Jim sokağın köşesine doğru yürüdü ve bir kuyumcu dükkânındaki saate baktı: Yedi buçuk. Hızlı hızlı sağ tarafa doğru yürümeye başladı; önce büyük mağazaların, sonra belirli işlerle uğraşan dükkânların ve en sonra da toptancıların bulunduğu sokaklardan geçti. Durgun bir akşamdı; dar sokaklarda kimseler yoktu. Depo kapıları kalaslarla ve tel kafeslerle örtülmüştü. Nihayet üçer katlı tuğla binaların bulunduğu eski bir mahalleye geldi. Binaların zemin katlarında tefeci ve eskici dükkânları, üst katlarında ise piyasada tutunamamış dişçi ve avukat yazıhaneleri vardı. Jim her geçtiği kapının üzerindeki numarayı okuyordu; sonunda aradığını buldu. Karanlık bir kapıdan içeri daldı, muşamba döşeli ve basamak kenarları sarı pirinç çemberli dar bir merdivenden çıktı. Merdivenin başında küçük bir gece lambası yanıyordu; uzun koridordaki kapılardan yalnız birinin buzlu camında ışık vardı. Jim bu kapıya doğru yürüdü, üzerindeki “16” sayısına baktı ve kapıyı vurdu.

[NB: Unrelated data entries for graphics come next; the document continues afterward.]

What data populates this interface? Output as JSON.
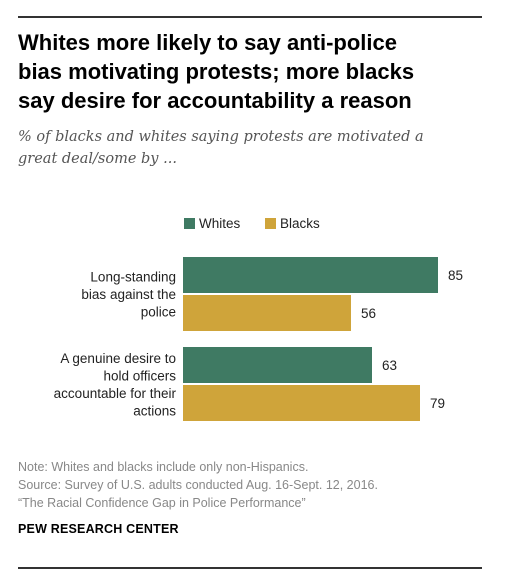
{
  "title_lines": [
    "Whites more likely to say anti-police",
    "bias motivating protests; more blacks",
    "say desire for accountability a reason"
  ],
  "subtitle_lines": [
    "% of blacks and whites saying protests are motivated a",
    "great deal/some by ..."
  ],
  "chart_data": {
    "type": "bar",
    "orientation": "horizontal",
    "categories": [
      [
        "Long-standing",
        "bias against the",
        "police"
      ],
      [
        "A genuine desire to",
        "hold officers",
        "accountable for their",
        "actions"
      ]
    ],
    "series": [
      {
        "name": "Whites",
        "color": "#3f7a63",
        "values": [
          85,
          63
        ]
      },
      {
        "name": "Blacks",
        "color": "#cfa43a",
        "values": [
          56,
          79
        ]
      }
    ],
    "xlim": [
      0,
      100
    ],
    "legend_position": "top",
    "grid": false,
    "data_labels": true
  },
  "notes": [
    "Note: Whites and blacks include only non-Hispanics.",
    "Source: Survey of U.S. adults conducted Aug. 16-Sept. 12, 2016.",
    "“The Racial Confidence Gap in Police Performance”"
  ],
  "brand": "PEW RESEARCH CENTER"
}
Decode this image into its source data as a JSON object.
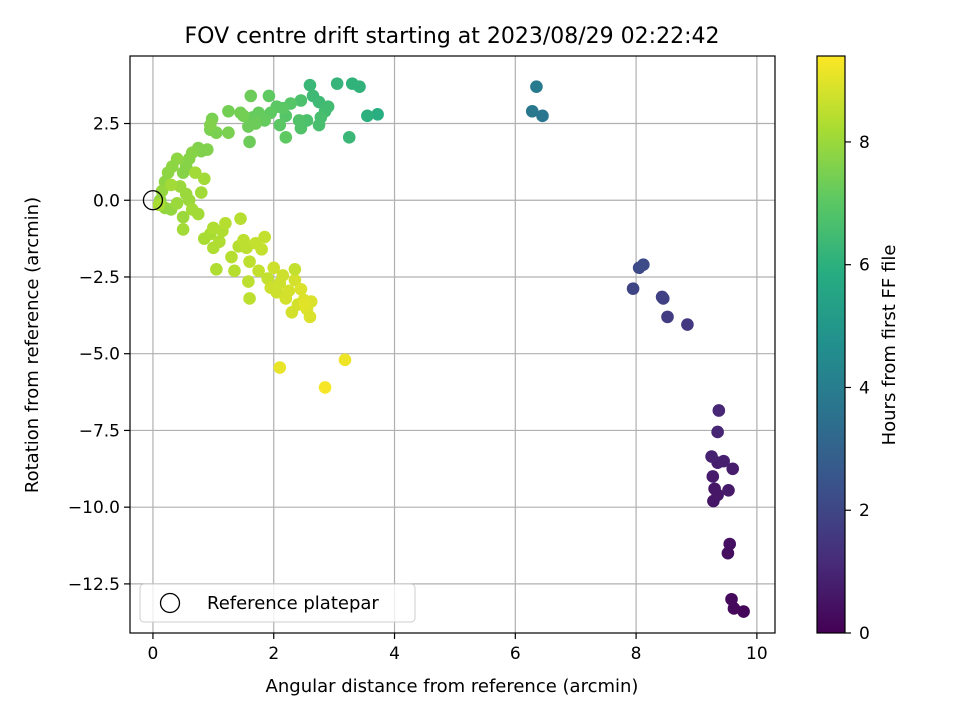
{
  "chart_data": {
    "type": "scatter",
    "title": "FOV centre drift starting at 2023/08/29 02:22:42",
    "xlabel": "Angular distance from reference (arcmin)",
    "ylabel": "Rotation from reference (arcmin)",
    "xlim": [
      -0.38,
      10.3
    ],
    "ylim": [
      -14.1,
      4.7
    ],
    "xticks": [
      0,
      2,
      4,
      6,
      8,
      10
    ],
    "xtick_labels": [
      "0",
      "2",
      "4",
      "6",
      "8",
      "10"
    ],
    "yticks": [
      2.5,
      0,
      -2.5,
      -5,
      -7.5,
      -10,
      -12.5
    ],
    "ytick_labels": [
      "2.5",
      "0.0",
      "−2.5",
      "−5.0",
      "−7.5",
      "−10.0",
      "−12.5"
    ],
    "grid": true,
    "legend": {
      "placement": "lower-left",
      "entries": [
        "Reference platepar"
      ]
    },
    "reference_point": {
      "x": 0,
      "y": 0,
      "marker": "open-circle"
    },
    "colormap": {
      "name": "viridis",
      "min": 0,
      "max": 9.4
    },
    "colorbar": {
      "label": "Hours from first FF file",
      "ticks": [
        0,
        2,
        4,
        6,
        8
      ],
      "tick_labels": [
        "0",
        "2",
        "4",
        "6",
        "8"
      ]
    },
    "points": [
      {
        "x": 9.78,
        "y": -13.4,
        "c": 0.15
      },
      {
        "x": 9.62,
        "y": -13.3,
        "c": 0.2
      },
      {
        "x": 9.58,
        "y": -13.0,
        "c": 0.25
      },
      {
        "x": 9.52,
        "y": -11.5,
        "c": 0.35
      },
      {
        "x": 9.55,
        "y": -11.2,
        "c": 0.4
      },
      {
        "x": 9.28,
        "y": -9.8,
        "c": 0.55
      },
      {
        "x": 9.35,
        "y": -9.6,
        "c": 0.6
      },
      {
        "x": 9.3,
        "y": -9.4,
        "c": 0.6
      },
      {
        "x": 9.53,
        "y": -9.45,
        "c": 0.65
      },
      {
        "x": 9.27,
        "y": -9.0,
        "c": 0.7
      },
      {
        "x": 9.6,
        "y": -8.75,
        "c": 0.75
      },
      {
        "x": 9.35,
        "y": -8.55,
        "c": 0.8
      },
      {
        "x": 9.45,
        "y": -8.5,
        "c": 0.85
      },
      {
        "x": 9.25,
        "y": -8.35,
        "c": 0.9
      },
      {
        "x": 9.35,
        "y": -7.55,
        "c": 1.0
      },
      {
        "x": 9.37,
        "y": -6.85,
        "c": 1.05
      },
      {
        "x": 8.85,
        "y": -4.05,
        "c": 1.6
      },
      {
        "x": 8.52,
        "y": -3.8,
        "c": 1.7
      },
      {
        "x": 8.43,
        "y": -3.15,
        "c": 1.8
      },
      {
        "x": 8.45,
        "y": -3.2,
        "c": 1.85
      },
      {
        "x": 7.95,
        "y": -2.88,
        "c": 1.95
      },
      {
        "x": 8.05,
        "y": -2.2,
        "c": 2.1
      },
      {
        "x": 8.12,
        "y": -2.1,
        "c": 2.2
      },
      {
        "x": 6.45,
        "y": 2.75,
        "c": 3.7
      },
      {
        "x": 6.28,
        "y": 2.9,
        "c": 3.8
      },
      {
        "x": 6.35,
        "y": 3.7,
        "c": 3.9
      },
      {
        "x": 3.72,
        "y": 2.8,
        "c": 5.9
      },
      {
        "x": 3.55,
        "y": 2.75,
        "c": 6.0
      },
      {
        "x": 3.3,
        "y": 3.8,
        "c": 6.1
      },
      {
        "x": 3.42,
        "y": 3.7,
        "c": 6.1
      },
      {
        "x": 3.05,
        "y": 3.8,
        "c": 6.2
      },
      {
        "x": 3.25,
        "y": 2.05,
        "c": 6.3
      },
      {
        "x": 2.6,
        "y": 3.75,
        "c": 6.3
      },
      {
        "x": 2.65,
        "y": 3.4,
        "c": 6.4
      },
      {
        "x": 2.75,
        "y": 3.2,
        "c": 6.4
      },
      {
        "x": 2.85,
        "y": 2.9,
        "c": 6.5
      },
      {
        "x": 2.9,
        "y": 3.05,
        "c": 6.5
      },
      {
        "x": 2.78,
        "y": 2.7,
        "c": 6.6
      },
      {
        "x": 2.75,
        "y": 2.45,
        "c": 6.6
      },
      {
        "x": 2.55,
        "y": 2.6,
        "c": 6.7
      },
      {
        "x": 2.45,
        "y": 3.25,
        "c": 6.7
      },
      {
        "x": 2.42,
        "y": 2.6,
        "c": 6.8
      },
      {
        "x": 2.45,
        "y": 2.35,
        "c": 6.8
      },
      {
        "x": 2.28,
        "y": 3.15,
        "c": 6.9
      },
      {
        "x": 2.2,
        "y": 2.75,
        "c": 6.9
      },
      {
        "x": 2.15,
        "y": 3.0,
        "c": 7.0
      },
      {
        "x": 2.05,
        "y": 3.05,
        "c": 7.0
      },
      {
        "x": 2.1,
        "y": 2.45,
        "c": 7.0
      },
      {
        "x": 2.2,
        "y": 2.05,
        "c": 7.1
      },
      {
        "x": 1.95,
        "y": 2.85,
        "c": 7.1
      },
      {
        "x": 1.92,
        "y": 3.4,
        "c": 7.1
      },
      {
        "x": 1.85,
        "y": 2.6,
        "c": 7.2
      },
      {
        "x": 1.75,
        "y": 2.85,
        "c": 7.2
      },
      {
        "x": 1.65,
        "y": 2.7,
        "c": 7.2
      },
      {
        "x": 1.7,
        "y": 2.5,
        "c": 7.3
      },
      {
        "x": 1.58,
        "y": 2.4,
        "c": 7.3
      },
      {
        "x": 1.6,
        "y": 1.9,
        "c": 7.3
      },
      {
        "x": 1.62,
        "y": 3.4,
        "c": 7.3
      },
      {
        "x": 1.5,
        "y": 2.75,
        "c": 7.4
      },
      {
        "x": 1.45,
        "y": 2.85,
        "c": 7.4
      },
      {
        "x": 1.25,
        "y": 2.9,
        "c": 7.4
      },
      {
        "x": 1.25,
        "y": 2.2,
        "c": 7.5
      },
      {
        "x": 1.05,
        "y": 2.2,
        "c": 7.5
      },
      {
        "x": 0.98,
        "y": 2.65,
        "c": 7.5
      },
      {
        "x": 0.95,
        "y": 2.3,
        "c": 7.5
      },
      {
        "x": 0.95,
        "y": 2.45,
        "c": 7.6
      },
      {
        "x": 0.9,
        "y": 1.65,
        "c": 7.6
      },
      {
        "x": 0.8,
        "y": 1.6,
        "c": 7.6
      },
      {
        "x": 0.75,
        "y": 1.7,
        "c": 7.6
      },
      {
        "x": 0.65,
        "y": 1.55,
        "c": 7.7
      },
      {
        "x": 0.6,
        "y": 1.35,
        "c": 7.7
      },
      {
        "x": 0.55,
        "y": 1.1,
        "c": 7.7
      },
      {
        "x": 0.5,
        "y": 0.9,
        "c": 7.7
      },
      {
        "x": 0.4,
        "y": 1.35,
        "c": 7.8
      },
      {
        "x": 0.32,
        "y": 1.1,
        "c": 7.8
      },
      {
        "x": 0.25,
        "y": 0.9,
        "c": 7.8
      },
      {
        "x": 0.2,
        "y": 0.6,
        "c": 7.8
      },
      {
        "x": 0.15,
        "y": 0.3,
        "c": 7.9
      },
      {
        "x": 0.12,
        "y": 0.0,
        "c": 7.9
      },
      {
        "x": 0.2,
        "y": -0.25,
        "c": 7.9
      },
      {
        "x": 0.3,
        "y": -0.3,
        "c": 7.9
      },
      {
        "x": 0.4,
        "y": -0.1,
        "c": 8.0
      },
      {
        "x": 0.45,
        "y": 0.45,
        "c": 8.0
      },
      {
        "x": 0.55,
        "y": 0.2,
        "c": 8.0
      },
      {
        "x": 0.6,
        "y": 0.0,
        "c": 8.0
      },
      {
        "x": 0.5,
        "y": -0.55,
        "c": 8.0
      },
      {
        "x": 0.5,
        "y": -0.95,
        "c": 8.1
      },
      {
        "x": 0.65,
        "y": -0.3,
        "c": 8.1
      },
      {
        "x": 0.75,
        "y": -0.45,
        "c": 8.1
      },
      {
        "x": 0.8,
        "y": 0.25,
        "c": 8.1
      },
      {
        "x": 0.85,
        "y": 0.7,
        "c": 8.1
      },
      {
        "x": 0.7,
        "y": 0.9,
        "c": 8.1
      },
      {
        "x": 0.3,
        "y": 0.5,
        "c": 8.1
      },
      {
        "x": 0.1,
        "y": -0.15,
        "c": 8.2
      },
      {
        "x": 0.85,
        "y": -1.25,
        "c": 8.2
      },
      {
        "x": 0.95,
        "y": -1.1,
        "c": 8.2
      },
      {
        "x": 1.0,
        "y": -0.9,
        "c": 8.3
      },
      {
        "x": 1.0,
        "y": -1.55,
        "c": 8.3
      },
      {
        "x": 1.05,
        "y": -2.25,
        "c": 8.3
      },
      {
        "x": 1.1,
        "y": -1.35,
        "c": 8.3
      },
      {
        "x": 1.15,
        "y": -1.0,
        "c": 8.3
      },
      {
        "x": 1.2,
        "y": -0.75,
        "c": 8.4
      },
      {
        "x": 1.3,
        "y": -1.85,
        "c": 8.4
      },
      {
        "x": 1.35,
        "y": -2.3,
        "c": 8.4
      },
      {
        "x": 1.42,
        "y": -1.5,
        "c": 8.4
      },
      {
        "x": 1.45,
        "y": -0.6,
        "c": 8.4
      },
      {
        "x": 1.5,
        "y": -1.3,
        "c": 8.5
      },
      {
        "x": 1.55,
        "y": -1.55,
        "c": 8.5
      },
      {
        "x": 1.6,
        "y": -2.0,
        "c": 8.5
      },
      {
        "x": 1.58,
        "y": -2.65,
        "c": 8.5
      },
      {
        "x": 1.6,
        "y": -3.2,
        "c": 8.5
      },
      {
        "x": 1.7,
        "y": -1.4,
        "c": 8.6
      },
      {
        "x": 1.75,
        "y": -2.3,
        "c": 8.6
      },
      {
        "x": 1.8,
        "y": -1.6,
        "c": 8.6
      },
      {
        "x": 1.85,
        "y": -1.2,
        "c": 8.6
      },
      {
        "x": 1.9,
        "y": -2.55,
        "c": 8.6
      },
      {
        "x": 1.95,
        "y": -2.85,
        "c": 8.7
      },
      {
        "x": 2.0,
        "y": -2.2,
        "c": 8.7
      },
      {
        "x": 2.05,
        "y": -3.0,
        "c": 8.7
      },
      {
        "x": 2.1,
        "y": -2.7,
        "c": 8.7
      },
      {
        "x": 2.15,
        "y": -2.45,
        "c": 8.7
      },
      {
        "x": 2.2,
        "y": -3.2,
        "c": 8.8
      },
      {
        "x": 2.25,
        "y": -2.95,
        "c": 8.8
      },
      {
        "x": 2.3,
        "y": -3.65,
        "c": 8.8
      },
      {
        "x": 2.35,
        "y": -2.6,
        "c": 8.8
      },
      {
        "x": 2.4,
        "y": -3.4,
        "c": 8.8
      },
      {
        "x": 2.45,
        "y": -2.9,
        "c": 8.9
      },
      {
        "x": 2.5,
        "y": -3.25,
        "c": 8.9
      },
      {
        "x": 2.55,
        "y": -3.55,
        "c": 8.9
      },
      {
        "x": 2.6,
        "y": -3.8,
        "c": 8.9
      },
      {
        "x": 2.62,
        "y": -3.3,
        "c": 8.9
      },
      {
        "x": 2.52,
        "y": -3.4,
        "c": 9.0
      },
      {
        "x": 2.35,
        "y": -2.25,
        "c": 8.6
      },
      {
        "x": 2.1,
        "y": -5.45,
        "c": 9.1
      },
      {
        "x": 3.18,
        "y": -5.2,
        "c": 9.2
      },
      {
        "x": 2.85,
        "y": -6.1,
        "c": 9.3
      }
    ]
  }
}
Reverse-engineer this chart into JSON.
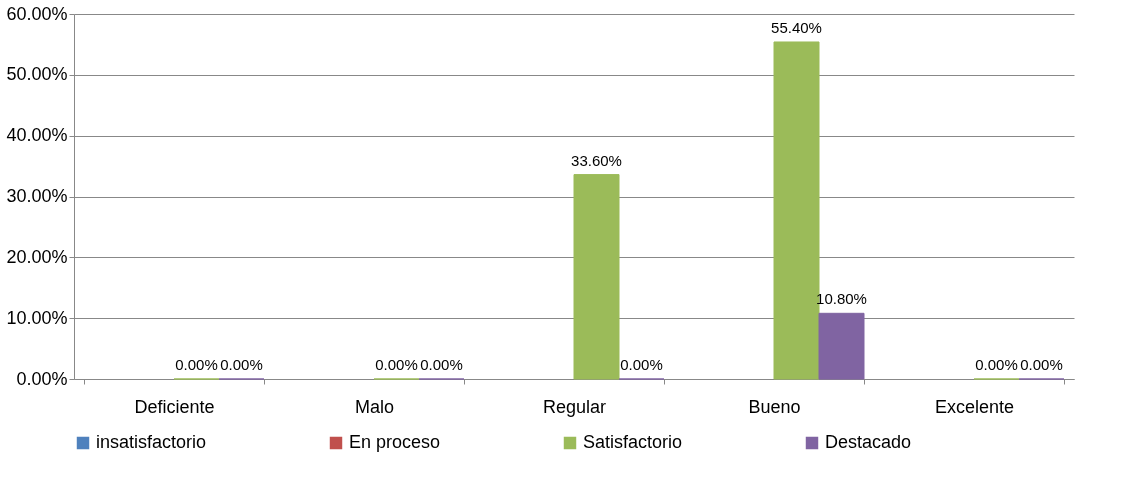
{
  "chart_data": {
    "type": "bar",
    "categories": [
      "Deficiente",
      "Malo",
      "Regular",
      "Bueno",
      "Excelente"
    ],
    "series": [
      {
        "name": "insatisfactorio",
        "color": "#4f81bd",
        "values": [
          null,
          null,
          null,
          null,
          null
        ]
      },
      {
        "name": "En proceso",
        "color": "#c0504d",
        "values": [
          null,
          null,
          null,
          null,
          null
        ]
      },
      {
        "name": "Satisfactorio",
        "color": "#9bbb59",
        "values": [
          0,
          0,
          33.6,
          55.4,
          0
        ],
        "value_labels": [
          "0.00%",
          "0.00%",
          "33.60%",
          "55.40%",
          "0.00%"
        ]
      },
      {
        "name": "Destacado",
        "color": "#8064a2",
        "values": [
          0,
          0,
          0,
          10.8,
          0
        ],
        "value_labels": [
          "0.00%",
          "0.00%",
          "0.00%",
          "10.80%",
          "0.00%"
        ]
      }
    ],
    "ylim": [
      0,
      60
    ],
    "yticks": [
      {
        "value": 0,
        "label": "0.00%"
      },
      {
        "value": 10,
        "label": "10.00%"
      },
      {
        "value": 20,
        "label": "20.00%"
      },
      {
        "value": 30,
        "label": "30.00%"
      },
      {
        "value": 40,
        "label": "40.00%"
      },
      {
        "value": 50,
        "label": "50.00%"
      },
      {
        "value": 60,
        "label": "60.00%"
      }
    ],
    "grid": "y",
    "legend": "bottom"
  }
}
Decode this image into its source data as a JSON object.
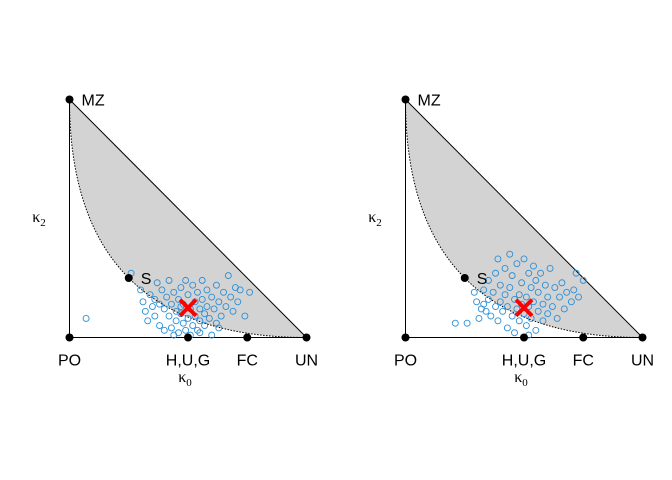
{
  "chart_data": [
    {
      "type": "scatter",
      "panel": "left",
      "xlabel": "κ",
      "xlabel_sub": "0",
      "ylabel": "κ",
      "ylabel_sub": "2",
      "xlim": [
        0,
        1
      ],
      "ylim": [
        0,
        1
      ],
      "grid": false,
      "colors": {
        "region": "#d3d3d3",
        "points": "#2b8fd6",
        "marker": "#ff0000",
        "vertex": "#000000"
      },
      "vertices": [
        {
          "label": "MZ",
          "x": 0,
          "y": 1,
          "label_pos": "right"
        },
        {
          "label": "PO",
          "x": 0,
          "y": 0,
          "label_pos": "below"
        },
        {
          "label": "H,U,G",
          "x": 0.5,
          "y": 0,
          "label_pos": "below"
        },
        {
          "label": "FC",
          "x": 0.75,
          "y": 0,
          "label_pos": "below"
        },
        {
          "label": "UN",
          "x": 1,
          "y": 0,
          "label_pos": "below"
        },
        {
          "label": "S",
          "x": 0.25,
          "y": 0.25,
          "label_pos": "right"
        }
      ],
      "estimate": {
        "x": 0.5,
        "y": 0.125
      },
      "points": [
        [
          0.07,
          0.08
        ],
        [
          0.26,
          0.27
        ],
        [
          0.3,
          0.2
        ],
        [
          0.31,
          0.15
        ],
        [
          0.32,
          0.11
        ],
        [
          0.33,
          0.07
        ],
        [
          0.34,
          0.18
        ],
        [
          0.35,
          0.13
        ],
        [
          0.36,
          0.16
        ],
        [
          0.36,
          0.09
        ],
        [
          0.37,
          0.23
        ],
        [
          0.38,
          0.14
        ],
        [
          0.38,
          0.05
        ],
        [
          0.39,
          0.2
        ],
        [
          0.4,
          0.12
        ],
        [
          0.4,
          0.03
        ],
        [
          0.41,
          0.17
        ],
        [
          0.42,
          0.09
        ],
        [
          0.42,
          0.24
        ],
        [
          0.43,
          0.14
        ],
        [
          0.43,
          0.04
        ],
        [
          0.44,
          0.19
        ],
        [
          0.45,
          0.11
        ],
        [
          0.45,
          0.07
        ],
        [
          0.46,
          0.16
        ],
        [
          0.46,
          0.02
        ],
        [
          0.47,
          0.21
        ],
        [
          0.47,
          0.1
        ],
        [
          0.48,
          0.06
        ],
        [
          0.48,
          0.14
        ],
        [
          0.49,
          0.24
        ],
        [
          0.49,
          0.03
        ],
        [
          0.5,
          0.18
        ],
        [
          0.5,
          0.08
        ],
        [
          0.51,
          0.12
        ],
        [
          0.51,
          0.01
        ],
        [
          0.52,
          0.22
        ],
        [
          0.52,
          0.05
        ],
        [
          0.53,
          0.15
        ],
        [
          0.53,
          0.09
        ],
        [
          0.54,
          0.19
        ],
        [
          0.54,
          0.03
        ],
        [
          0.55,
          0.12
        ],
        [
          0.55,
          0.07
        ],
        [
          0.56,
          0.24
        ],
        [
          0.56,
          0.16
        ],
        [
          0.57,
          0.05
        ],
        [
          0.57,
          0.1
        ],
        [
          0.58,
          0.2
        ],
        [
          0.58,
          0.13
        ],
        [
          0.59,
          0.08
        ],
        [
          0.6,
          0.01
        ],
        [
          0.6,
          0.17
        ],
        [
          0.61,
          0.12
        ],
        [
          0.62,
          0.22
        ],
        [
          0.62,
          0.06
        ],
        [
          0.63,
          0.15
        ],
        [
          0.64,
          0.09
        ],
        [
          0.65,
          0.19
        ],
        [
          0.66,
          0.13
        ],
        [
          0.67,
          0.26
        ],
        [
          0.68,
          0.17
        ],
        [
          0.69,
          0.11
        ],
        [
          0.7,
          0.21
        ],
        [
          0.71,
          0.15
        ],
        [
          0.72,
          0.2
        ],
        [
          0.74,
          0.09
        ],
        [
          0.76,
          0.19
        ],
        [
          0.63,
          0.04
        ],
        [
          0.55,
          0.02
        ],
        [
          0.47,
          0.13
        ],
        [
          0.44,
          0.01
        ]
      ]
    },
    {
      "type": "scatter",
      "panel": "right",
      "xlabel": "κ",
      "xlabel_sub": "0",
      "ylabel": "κ",
      "ylabel_sub": "2",
      "xlim": [
        0,
        1
      ],
      "ylim": [
        0,
        1
      ],
      "grid": false,
      "colors": {
        "region": "#d3d3d3",
        "points": "#2b8fd6",
        "marker": "#ff0000",
        "vertex": "#000000"
      },
      "vertices": [
        {
          "label": "MZ",
          "x": 0,
          "y": 1,
          "label_pos": "right"
        },
        {
          "label": "PO",
          "x": 0,
          "y": 0,
          "label_pos": "below"
        },
        {
          "label": "H,U,G",
          "x": 0.5,
          "y": 0,
          "label_pos": "below"
        },
        {
          "label": "FC",
          "x": 0.75,
          "y": 0,
          "label_pos": "below"
        },
        {
          "label": "UN",
          "x": 1,
          "y": 0,
          "label_pos": "below"
        },
        {
          "label": "S",
          "x": 0.25,
          "y": 0.25,
          "label_pos": "right"
        }
      ],
      "estimate": {
        "x": 0.5,
        "y": 0.125
      },
      "points": [
        [
          0.21,
          0.06
        ],
        [
          0.26,
          0.06
        ],
        [
          0.29,
          0.19
        ],
        [
          0.3,
          0.15
        ],
        [
          0.31,
          0.08
        ],
        [
          0.32,
          0.12
        ],
        [
          0.33,
          0.2
        ],
        [
          0.34,
          0.11
        ],
        [
          0.35,
          0.24
        ],
        [
          0.35,
          0.16
        ],
        [
          0.36,
          0.09
        ],
        [
          0.37,
          0.19
        ],
        [
          0.38,
          0.13
        ],
        [
          0.38,
          0.27
        ],
        [
          0.39,
          0.07
        ],
        [
          0.4,
          0.22
        ],
        [
          0.4,
          0.15
        ],
        [
          0.41,
          0.11
        ],
        [
          0.42,
          0.29
        ],
        [
          0.42,
          0.18
        ],
        [
          0.43,
          0.04
        ],
        [
          0.43,
          0.13
        ],
        [
          0.44,
          0.21
        ],
        [
          0.45,
          0.09
        ],
        [
          0.45,
          0.26
        ],
        [
          0.46,
          0.16
        ],
        [
          0.47,
          0.12
        ],
        [
          0.47,
          0.31
        ],
        [
          0.48,
          0.18
        ],
        [
          0.48,
          0.07
        ],
        [
          0.49,
          0.23
        ],
        [
          0.49,
          0.14
        ],
        [
          0.5,
          0.33
        ],
        [
          0.5,
          0.1
        ],
        [
          0.51,
          0.17
        ],
        [
          0.51,
          0.05
        ],
        [
          0.52,
          0.27
        ],
        [
          0.52,
          0.13
        ],
        [
          0.53,
          0.21
        ],
        [
          0.53,
          0.08
        ],
        [
          0.54,
          0.3
        ],
        [
          0.54,
          0.15
        ],
        [
          0.55,
          0.24
        ],
        [
          0.55,
          0.03
        ],
        [
          0.56,
          0.11
        ],
        [
          0.56,
          0.19
        ],
        [
          0.57,
          0.27
        ],
        [
          0.58,
          0.14
        ],
        [
          0.58,
          0.07
        ],
        [
          0.59,
          0.22
        ],
        [
          0.6,
          0.17
        ],
        [
          0.6,
          0.1
        ],
        [
          0.61,
          0.29
        ],
        [
          0.62,
          0.13
        ],
        [
          0.63,
          0.21
        ],
        [
          0.64,
          0.08
        ],
        [
          0.65,
          0.17
        ],
        [
          0.66,
          0.23
        ],
        [
          0.67,
          0.12
        ],
        [
          0.68,
          0.19
        ],
        [
          0.7,
          0.15
        ],
        [
          0.71,
          0.2
        ],
        [
          0.72,
          0.27
        ],
        [
          0.73,
          0.17
        ],
        [
          0.75,
          0.24
        ],
        [
          0.46,
          0.02
        ],
        [
          0.52,
          0.01
        ],
        [
          0.33,
          0.14
        ],
        [
          0.39,
          0.33
        ],
        [
          0.44,
          0.35
        ]
      ]
    }
  ]
}
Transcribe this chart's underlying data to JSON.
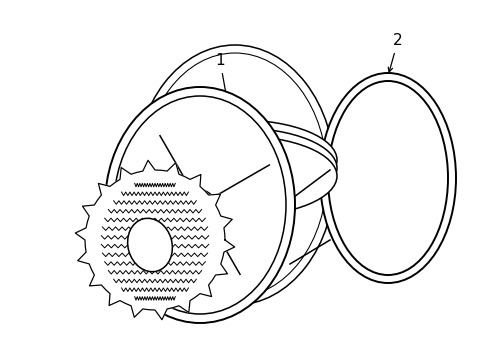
{
  "background_color": "#ffffff",
  "line_color": "#000000",
  "lw": 1.1,
  "label1_text": "1",
  "label2_text": "2",
  "fig_w": 4.89,
  "fig_h": 3.6,
  "dpi": 100
}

Sert bir ses işitildi: “Gir.”

Jim kapıyı açtı ve çıplak büroya girdi. İçeride küçük bir masa, metal bir dosya dolabı, portatif bir karyola ve iki sandalyeden başka bir şey yoktu. Masanın üzerinde bir elektrik ocağı duruyor, onun da üstünde, küçük bir teneke ibrikte, kahve kaynıyor ve buhar çıkıyordu. Masanın arkasında bir adam resmî bir tavırla Jim’e baktı. Önünde duran karta göz attı. “Jim Nolan mı?” diye sordu.

“Evet.” Jim, adamı dikkatle süzdü: Temiz, koyu renk bir elbise giymiş ufak tefek bir kişi. Sık saçları ortadan ayrılmıştı; sağ kulağının üzerinde bir buçuk santim genişliğinde, beyaz, yatay bir yara taranarak getirilmiş sık saçlarla örtülmeye çalışılmıştı. Gözler keskin ve siyahtı. Fırıl fırıl dönen bu sinirli gözler Jim’den karta, sonra duvardaki takvime, sonra bir çalar saate ve tekrar Jim’e baktı. Burun büyüktü; üstü geniş, ucu ince bir burundu. Ağız muhakkak ki bir zamanlar dolgun ve yumuşakmış; ama devamlı bir gerginlik ağzı büzmüş ve her iki dudakta derin birer çizgi bırakmıştı. Adam kırkını geçkin değildi ama, yüzünde dayanıklılık gösteren derin çizgiler vardı. Elleri de gözleri gibi sinirliydi; kocaman eller vücuduna göre küçük kalıyordu. Uçları düz, uzun parmaklarında kalın tırnaklar vardı. Elleri, kör bir adamın etrafını yoklayan elleri gibi, dolaşıp duruyor, kâğıdın ucuna dokunuyor, masanın kenarını takip ediyor, yeleğindeki düğmelerle birer birer oynuyordu. Sağ el elektrik ocağına uzandı ve fişi çıkardı.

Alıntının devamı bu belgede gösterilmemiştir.